Besprochene Bücher / Literaturhinweise

Die klassischen Werke der deutschen Literatur werden in kanonbildenden Reihen zusammengestellt, Sprache, Nation, Region oder kultureller Kontext bestimmen hierbei die Auswahl. Bei den „Klassikern der Weltliteratur“ sind solche Abgrenzungen nicht gefragt. Sie beinhalten einen Kanon von Werken, die für die kulturelle Entwicklung der Menschheit von Bedeutung sind. Vor allem in der westlich-europäischen Kultur beruft man sich auf die literarischen und kulturellen Traditionen der Römer und der Griechen. Gegenüber Johann Peter Eckermann formulierte Johann Wolfgang von Goethe kurz und knapp: „Im Bedürfnis von etwas Musterhaftem müssen wir immer zu den alten Griechen zurückgehen, in deren Werken stets der schöne Mensch dargestellt ist.“ In diesem Sinne liefert das vorliegende Buch von Christine Alexander die Rekonstruktion eines klassischen Epos, der „Ilias“ von Homer.
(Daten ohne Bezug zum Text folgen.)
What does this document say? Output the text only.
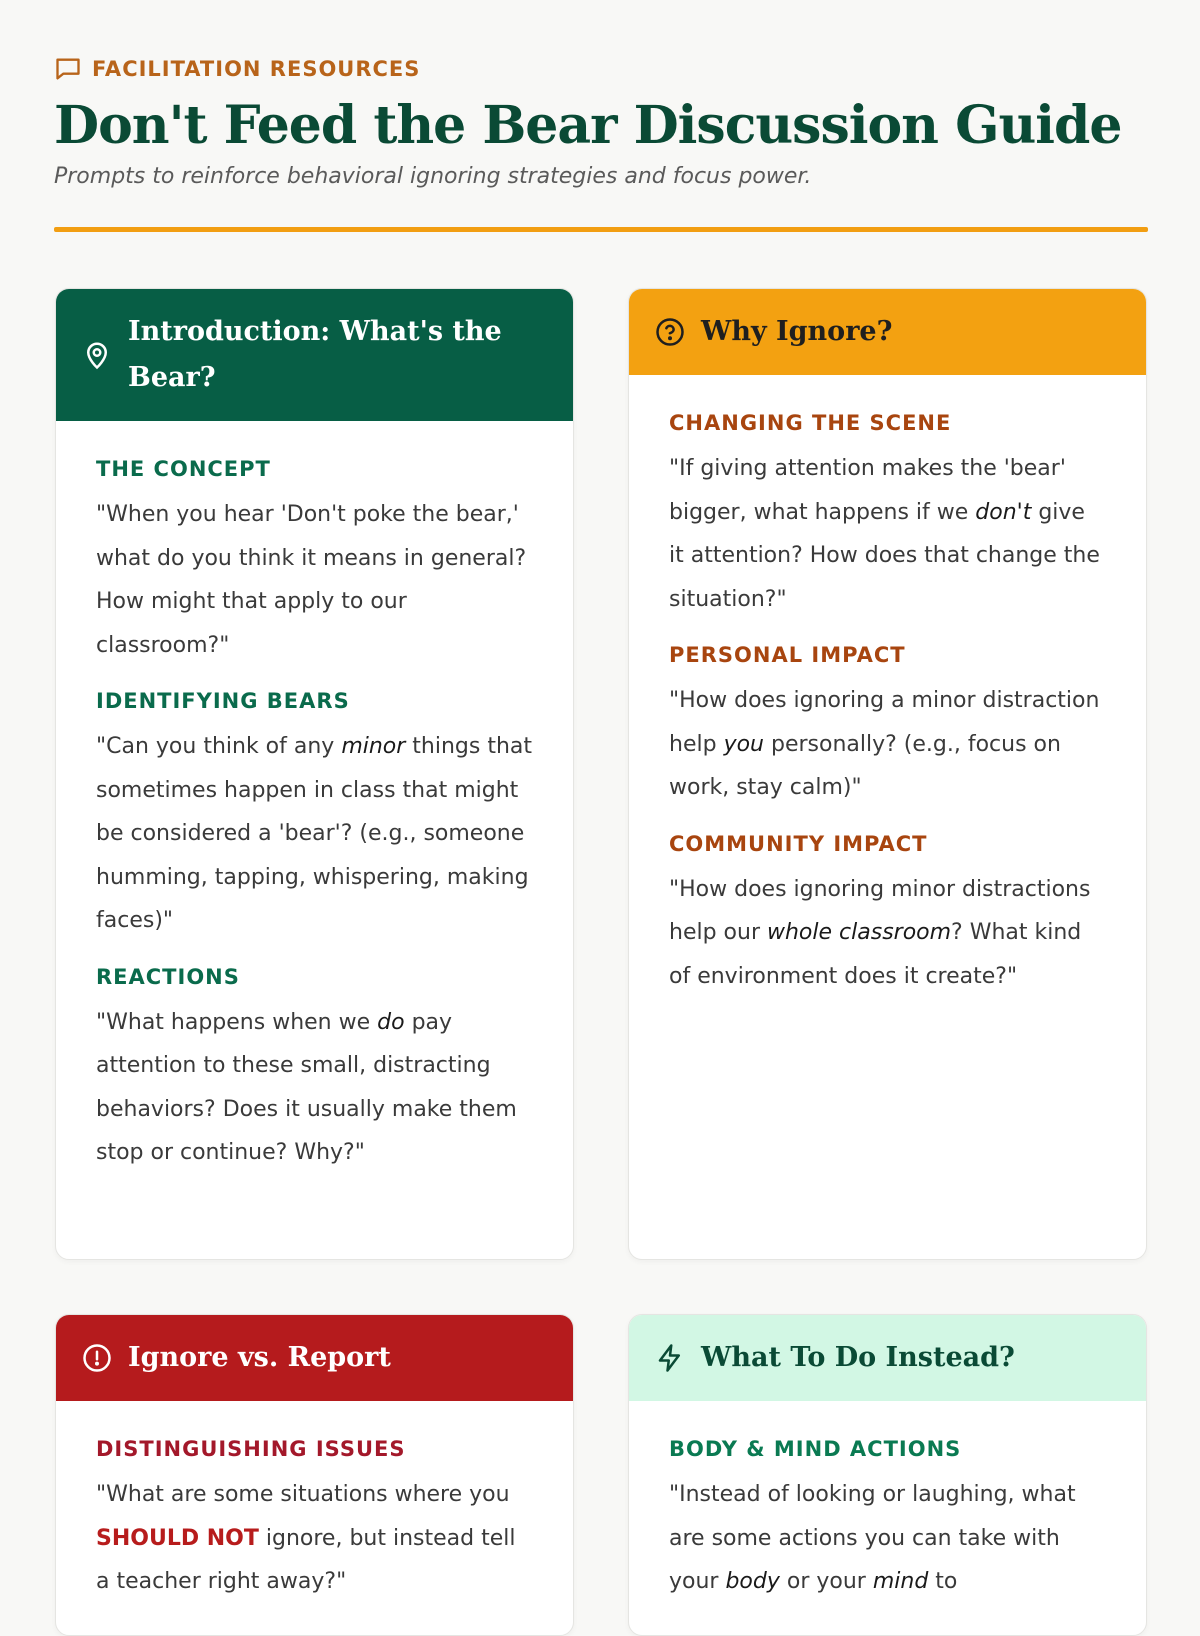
FACILITATION RESOURCES
Don't Feed the Bear Discussion Guide
Prompts to reinforce behavioral ignoring strategies and focus power.
Introduction: What's the Bear?
THE CONCEPT

"When you hear 'Don't poke the bear,' what do you think it means in general? How might that apply to our classroom?"

IDENTIFYING BEARS

"Can you think of any minor things that sometimes happen in class that might be considered a 'bear'? (e.g., someone humming, tapping, whispering, making faces)"

REACTIONS

"What happens when we do pay attention to these small, distracting behaviors? Does it usually make them stop or continue? Why?"

Why Ignore?
CHANGING THE SCENE

"If giving attention makes the 'bear' bigger, what happens if we don't give it attention? How does that change the situation?"

PERSONAL IMPACT

"How does ignoring a minor distraction help you personally? (e.g., focus on work, stay calm)"

COMMUNITY IMPACT

"How does ignoring minor distractions help our whole classroom? What kind of environment does it create?"

Ignore vs. Report
DISTINGUISHING ISSUES

"What are some situations where you SHOULD NOT ignore, but instead tell a teacher right away?"

What To Do Instead?
BODY & MIND ACTIONS

"Instead of looking or laughing, what are some actions you can take with your body or your mind to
Der Ort des Geschehens war namensgebend: Bei Homer hieß die Stadt Troja auch Ilion, daher bekam seine Dichtung den Namen „Ilias“.

Alexander hat schon einige erfolgreiche und in Bezug auf die Wissensvermittlung herausragende Bücher über Ernest Shackletons Südpolexpedition und die Meuterei auf der „Bounty“ geschrieben. Nun widmet sie sich mit Homers „Ilias“ einem der grundlegenden Texte und einflussreichsten Kunstwerke der abendländischen Kultur. Detaillierte Recherchen und eine brillante Sprache führen den Leser an den nahezu dreitausend Jahre alten Text heran. Dass einem zeitlich so von der Gegenwart entfernten Text trotzdem eine Relevanz für den heutigen Leser zukommt, darauf hatte schon Goethe vor zweihundert Jahren verwiesen: „Aber freilich wenn wir Deutschen nicht aus dem engen Kreise unserer eigenen Umgebung hinausblicken, so kommen wir gar zu leicht in diesen pedantischen Dünkel. Ich sehe mich daher gern bei fremden Nationen um und rate jedem, es auch seinerseits zu tun. National-Literatur will jetzt nicht viel sagen, die Epoche der Welt-Literatur ist an der Zeit und jeder muß jetzt dazu wirken, diese Epoche zu beschleunigen.“ Dass sich an dieser Feststellung Goethes kaum etwas geändert hat, dies exemplifiziert Alexander eloquent und einfühlsam, größtenteils sogar spannend – was bei diesem Thema manchem potentiellen Leser kaum vorstellbar sein mag. Hier sollte man und hier kann man überprüfen, dass Sachbücher durchaus kurzweilig sein können.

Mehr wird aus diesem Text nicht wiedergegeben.